San Carlo

7:00 AM

Francesco Borromini, San Carlino, 1646

Bernini or Borromini? Borromini or Bernini? Jake Morrissey spends the majority of his book, The Genius in the Design, detailing the rivalry between these two great men. With their architectural achievements serving as his evidence Morrissey makes the argument that people are either Team Borromini or Team Bernini. And I have to admit that although I love Bernini’s sculptures, Borromini has won my architectural heart.

Four words. The San Carlino Dome. Although the entire church is absolutely stunning, there is something awe inspiring about Borromini’s dome. I opted to show you the dome as if you were standing in the middle of San Carlino’s floor, gazing upwards. In the image, you can see the columns that surround the dome in addition to the curved walls that ripple likes the waves of the ocean.

Borromini started working on San Carlino in 1634, after he left projects for the Palazzo Barberini and St. Peter’s due to “artistic differences” with Bernini. In true Borromini fashion, he agreed to design the plans for San Carlo free of charge.

If you were to describe San Carlino in three words, I would use moment, white, and metaphoric. Borromini despised corners, so in all his works when he could, he beautifully blended the walls to make their seams appear nonexistent. By alternating columns, walls, and bulbs throughout the church, he gives the building breath. San Carlino breathes with the dome serving as heart of our building turned lifeform.

Not a decorating fanatic, Borromini opted for white stucco everything. The stark white walls and details of the church bring out Borromini's architectural brilliance.

As for evidence of Borromini’s talents with metaphors let’s return to his dome. The honeycomb design of the dome itself parallels the Barberini (Pope Urban) family crest which contains three bees. Borromini references bees in order to pay homage to both Pope Urban and the Barberini family their monetary contributions to San Carlino.
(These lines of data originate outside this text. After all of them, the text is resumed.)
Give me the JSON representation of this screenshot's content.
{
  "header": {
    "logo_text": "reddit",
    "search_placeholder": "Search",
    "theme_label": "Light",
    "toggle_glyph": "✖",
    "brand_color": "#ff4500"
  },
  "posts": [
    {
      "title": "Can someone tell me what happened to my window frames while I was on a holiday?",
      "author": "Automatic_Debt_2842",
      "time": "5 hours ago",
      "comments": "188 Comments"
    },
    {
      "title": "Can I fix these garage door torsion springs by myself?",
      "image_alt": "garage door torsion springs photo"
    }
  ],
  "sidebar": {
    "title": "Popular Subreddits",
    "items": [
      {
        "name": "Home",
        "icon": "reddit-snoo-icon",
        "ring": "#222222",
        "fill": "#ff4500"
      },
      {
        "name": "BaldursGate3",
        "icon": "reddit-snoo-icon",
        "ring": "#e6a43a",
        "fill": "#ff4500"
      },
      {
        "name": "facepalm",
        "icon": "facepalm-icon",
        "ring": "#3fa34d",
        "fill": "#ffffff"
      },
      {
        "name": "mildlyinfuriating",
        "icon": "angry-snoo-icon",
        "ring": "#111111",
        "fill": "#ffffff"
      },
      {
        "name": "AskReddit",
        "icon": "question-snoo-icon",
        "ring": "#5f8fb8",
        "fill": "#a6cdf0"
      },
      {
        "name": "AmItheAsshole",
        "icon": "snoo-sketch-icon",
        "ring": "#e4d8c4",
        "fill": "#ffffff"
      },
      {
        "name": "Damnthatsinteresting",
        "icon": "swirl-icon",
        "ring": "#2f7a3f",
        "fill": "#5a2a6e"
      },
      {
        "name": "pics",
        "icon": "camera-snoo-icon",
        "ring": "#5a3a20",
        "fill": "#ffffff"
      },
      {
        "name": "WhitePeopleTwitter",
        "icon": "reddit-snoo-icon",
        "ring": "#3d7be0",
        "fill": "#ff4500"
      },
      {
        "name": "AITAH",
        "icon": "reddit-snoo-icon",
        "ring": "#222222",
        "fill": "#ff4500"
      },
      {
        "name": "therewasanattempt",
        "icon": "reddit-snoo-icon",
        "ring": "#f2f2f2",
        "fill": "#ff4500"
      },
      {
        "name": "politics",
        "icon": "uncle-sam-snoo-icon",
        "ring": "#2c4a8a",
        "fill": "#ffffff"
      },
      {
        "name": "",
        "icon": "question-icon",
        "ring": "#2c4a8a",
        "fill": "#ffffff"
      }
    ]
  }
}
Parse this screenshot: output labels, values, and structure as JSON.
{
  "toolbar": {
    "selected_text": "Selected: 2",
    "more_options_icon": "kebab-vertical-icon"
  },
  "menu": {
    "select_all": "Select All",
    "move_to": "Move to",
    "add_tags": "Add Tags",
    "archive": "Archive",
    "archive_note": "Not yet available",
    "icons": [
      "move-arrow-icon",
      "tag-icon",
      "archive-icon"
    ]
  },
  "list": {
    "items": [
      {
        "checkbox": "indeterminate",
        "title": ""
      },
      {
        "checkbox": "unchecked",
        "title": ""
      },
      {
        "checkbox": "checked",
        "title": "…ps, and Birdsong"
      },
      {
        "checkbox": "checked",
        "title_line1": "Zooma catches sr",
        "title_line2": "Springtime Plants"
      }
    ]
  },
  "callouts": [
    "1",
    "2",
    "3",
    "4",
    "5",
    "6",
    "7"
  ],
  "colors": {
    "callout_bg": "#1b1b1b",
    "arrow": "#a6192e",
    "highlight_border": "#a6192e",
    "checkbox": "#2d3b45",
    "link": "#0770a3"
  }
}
In the center of the dome, with the circle encompassing the triangle and the dove inside the triangle, Borromini’s references the circle to show the eternal life of God, the triangle for the holy Trinity, and the dove to show the holy spirit. Borromini’s attention to detail and symbology demonstrates his deep devotion and faith.

I teared up a little bit, looking at the dome of San Carlino, marveling at Borromini’s ability to make his architecture appear so effortless. His lines are not forced or aggressive, but supple and easy-going. Borromini does not force his architecture on you, he lets the viewer walk right into it. He doesn’t rely on elaborate coloring, materials, or theatrics to win you over. His craftsmen does all the talking, and I admire that.

I wish we still took as much pleasure, and care in the construction of buildings today. Can you imagine if instead of looking to construct a building in the cheapest way possible, we gave architects creative liberty to define a place? Today we complain about feelings of placelessness, and this explains why we got lost in the Borromini’s work because he makes us nostalgic for a sense of place. He gives us more than a building. Borromini gives us a part of our humanity back.